By reconfiguring its offerings, the library hopes to attract a new generation with different needs. The library is now a place to seek job counseling, record a mixtape, practice a business pitch, and watch a cooking demonstration, says library director Siobhan Reardon. ”The idea is to really activate this building for civic engagement.”

Most of those activities will occur on the main floor, which has been dubbed the Common. At first glance, the sun-drenched space looks like a typical library reading room, with lots of brightly colored easy chairs. But its numerous alcoves can be deployed for classes, community meetings, and other noisy activities. For those who want quiet, there is a row of glass-enclosed cubicles along the east wall.

The Common, which faces Wood Street, overlooks a lower level that houses the library’s new business resource center. That room is really the heart of the expansion. Modeled on a coworking space, it offers a range of services intended to help aspiring entrepreneurs and small businesses. You’ll be able to sign up for a free headshot by a professional photographer or a critique of your business pitch by an expert.

Tucked away at the far end of the lower level is the library’s new teen center. To give it the feeling of a hideaway, the entrance is outside on 20th Street, down a narrow flight of steps. Along with a collection of manga comics, the teen center offers a maker space that will have equipment for printing zines and recording music.

While the new programming is exactly what the library needs to reinvent itself for the internet age, the architecture of the new wing often undermines its efforts to rebrand itself.

The all-white interiors are especially severe. Safdie has tried to energize the rooms with a distinctive ceiling grid and patterned terrazzo floors. But only the use of brightly colored furniture and few historic elements, like the wagon-wheel chandeliers, keep the rooms from feeling like a doctor’s office. It’s a shame that the artwork, by Colette Fu, is also white (and virtually unintelligible).

You might not know you were in a library at all if Safdie hadn’t segmented the spaces with floor-to-ceiling bookcases.

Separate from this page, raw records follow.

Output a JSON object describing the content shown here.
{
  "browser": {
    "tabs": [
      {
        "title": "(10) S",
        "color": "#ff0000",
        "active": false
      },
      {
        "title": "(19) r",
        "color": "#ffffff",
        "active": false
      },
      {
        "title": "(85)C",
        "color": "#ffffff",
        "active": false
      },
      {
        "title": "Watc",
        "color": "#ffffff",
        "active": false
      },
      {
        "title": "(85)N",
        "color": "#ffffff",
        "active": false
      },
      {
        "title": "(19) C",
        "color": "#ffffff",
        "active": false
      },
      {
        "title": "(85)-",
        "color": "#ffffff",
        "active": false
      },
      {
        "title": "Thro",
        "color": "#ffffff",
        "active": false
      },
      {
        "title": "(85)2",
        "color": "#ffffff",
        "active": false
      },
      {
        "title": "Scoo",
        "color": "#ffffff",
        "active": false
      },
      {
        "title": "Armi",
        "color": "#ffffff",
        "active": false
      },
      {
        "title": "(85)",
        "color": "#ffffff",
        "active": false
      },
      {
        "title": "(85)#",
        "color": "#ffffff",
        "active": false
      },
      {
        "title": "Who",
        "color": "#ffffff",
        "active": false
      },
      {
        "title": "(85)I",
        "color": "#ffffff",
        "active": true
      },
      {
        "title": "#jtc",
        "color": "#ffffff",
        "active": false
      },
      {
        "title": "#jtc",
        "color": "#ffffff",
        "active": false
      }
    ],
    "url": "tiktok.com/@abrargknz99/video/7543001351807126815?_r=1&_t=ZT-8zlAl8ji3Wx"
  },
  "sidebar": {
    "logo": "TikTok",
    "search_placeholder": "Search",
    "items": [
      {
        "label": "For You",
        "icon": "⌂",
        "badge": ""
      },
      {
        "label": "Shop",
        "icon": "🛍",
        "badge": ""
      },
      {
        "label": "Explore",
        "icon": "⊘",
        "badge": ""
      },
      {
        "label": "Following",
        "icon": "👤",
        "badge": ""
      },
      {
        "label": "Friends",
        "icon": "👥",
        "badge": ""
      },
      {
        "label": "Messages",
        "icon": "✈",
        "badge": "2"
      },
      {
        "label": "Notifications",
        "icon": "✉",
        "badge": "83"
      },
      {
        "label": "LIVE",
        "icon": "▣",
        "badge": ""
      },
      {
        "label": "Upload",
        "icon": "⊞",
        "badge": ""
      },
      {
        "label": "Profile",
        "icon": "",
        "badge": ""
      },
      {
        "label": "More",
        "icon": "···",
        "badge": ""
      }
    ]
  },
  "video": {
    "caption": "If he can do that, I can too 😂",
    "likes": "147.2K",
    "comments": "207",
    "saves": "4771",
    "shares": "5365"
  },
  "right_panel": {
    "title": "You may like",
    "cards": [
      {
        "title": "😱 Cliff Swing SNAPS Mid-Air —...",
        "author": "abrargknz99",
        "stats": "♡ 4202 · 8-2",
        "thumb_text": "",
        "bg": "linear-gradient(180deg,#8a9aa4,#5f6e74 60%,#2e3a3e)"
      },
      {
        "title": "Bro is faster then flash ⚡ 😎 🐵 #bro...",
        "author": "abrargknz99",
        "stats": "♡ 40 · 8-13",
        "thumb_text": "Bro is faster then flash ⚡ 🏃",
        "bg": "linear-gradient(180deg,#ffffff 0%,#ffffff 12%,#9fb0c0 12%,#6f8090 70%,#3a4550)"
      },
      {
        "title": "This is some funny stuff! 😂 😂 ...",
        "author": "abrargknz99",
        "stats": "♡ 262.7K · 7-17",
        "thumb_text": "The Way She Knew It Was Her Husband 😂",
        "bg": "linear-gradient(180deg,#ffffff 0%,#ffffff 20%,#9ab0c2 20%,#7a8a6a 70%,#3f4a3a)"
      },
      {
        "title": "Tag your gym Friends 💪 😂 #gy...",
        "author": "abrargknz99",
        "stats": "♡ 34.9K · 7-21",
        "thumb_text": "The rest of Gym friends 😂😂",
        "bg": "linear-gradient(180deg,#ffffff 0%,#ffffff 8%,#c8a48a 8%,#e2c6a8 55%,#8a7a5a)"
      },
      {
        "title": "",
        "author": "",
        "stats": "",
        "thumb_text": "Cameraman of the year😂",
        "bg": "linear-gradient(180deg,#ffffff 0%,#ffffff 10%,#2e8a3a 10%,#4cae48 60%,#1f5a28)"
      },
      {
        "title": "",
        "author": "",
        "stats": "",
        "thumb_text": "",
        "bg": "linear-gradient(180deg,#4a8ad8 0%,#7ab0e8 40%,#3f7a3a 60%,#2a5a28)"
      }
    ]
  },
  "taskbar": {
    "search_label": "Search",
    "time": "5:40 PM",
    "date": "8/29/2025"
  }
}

In the renderings, they are packed with books, warming up the spare, modern rooms.

The shelves were still bare when I visited, but I wondered how this strategy would work in real life. At 22 feet, bookcases are too tall to be really functional. And while the books will look great when you see them from the spine side, what will the effect be when you’re looking at the yellowed pages? The feature effectively reduces the books to decoration, a signifier of what the library once was.

It’s hard to imagine how this generic quality will further the library’s mission in the teen center, which is supposed to help attract a new generation of library users. Rarely has a space aimed at teens been less free-spirited. Unlike libraries across the country, the Parkway building will have no cafe to encourage sociability. Instead, a pair of vending machines will be tucked away in a corner of the teen center.

One place where the clinical look is welcome is in the new restrooms. For decades, the library’s foul facilities have been the shame of the city. Because the Free Library — like many urban libraries — is a refuge for homeless people and drug users, maintaining the restrooms at a decent level of cleanliness has required Herculean efforts. To understand what the library is up against, look above the restroom doors: The blue lights are motion detectors, meant to alert librarians in case someone inside passes out from an overdose.

Many other features in the new wing will no doubt dismay traditionalists — the few that remain, anyway. But the world is changing too fast not to acknowledge how important this new wing is to the library’s survival. Across the system, the number of people using the library has been falling, from 5.1 million visitors in 2017 to 4.9 million last year. Visits to the Parkway building are essentially flat, at roughly 685,000 annually.

If these bright new spaces succeed in bringing more people in through the library’s ornate, brass-trimmed door, that alone will be a victory. Maybe a few will even check out a book.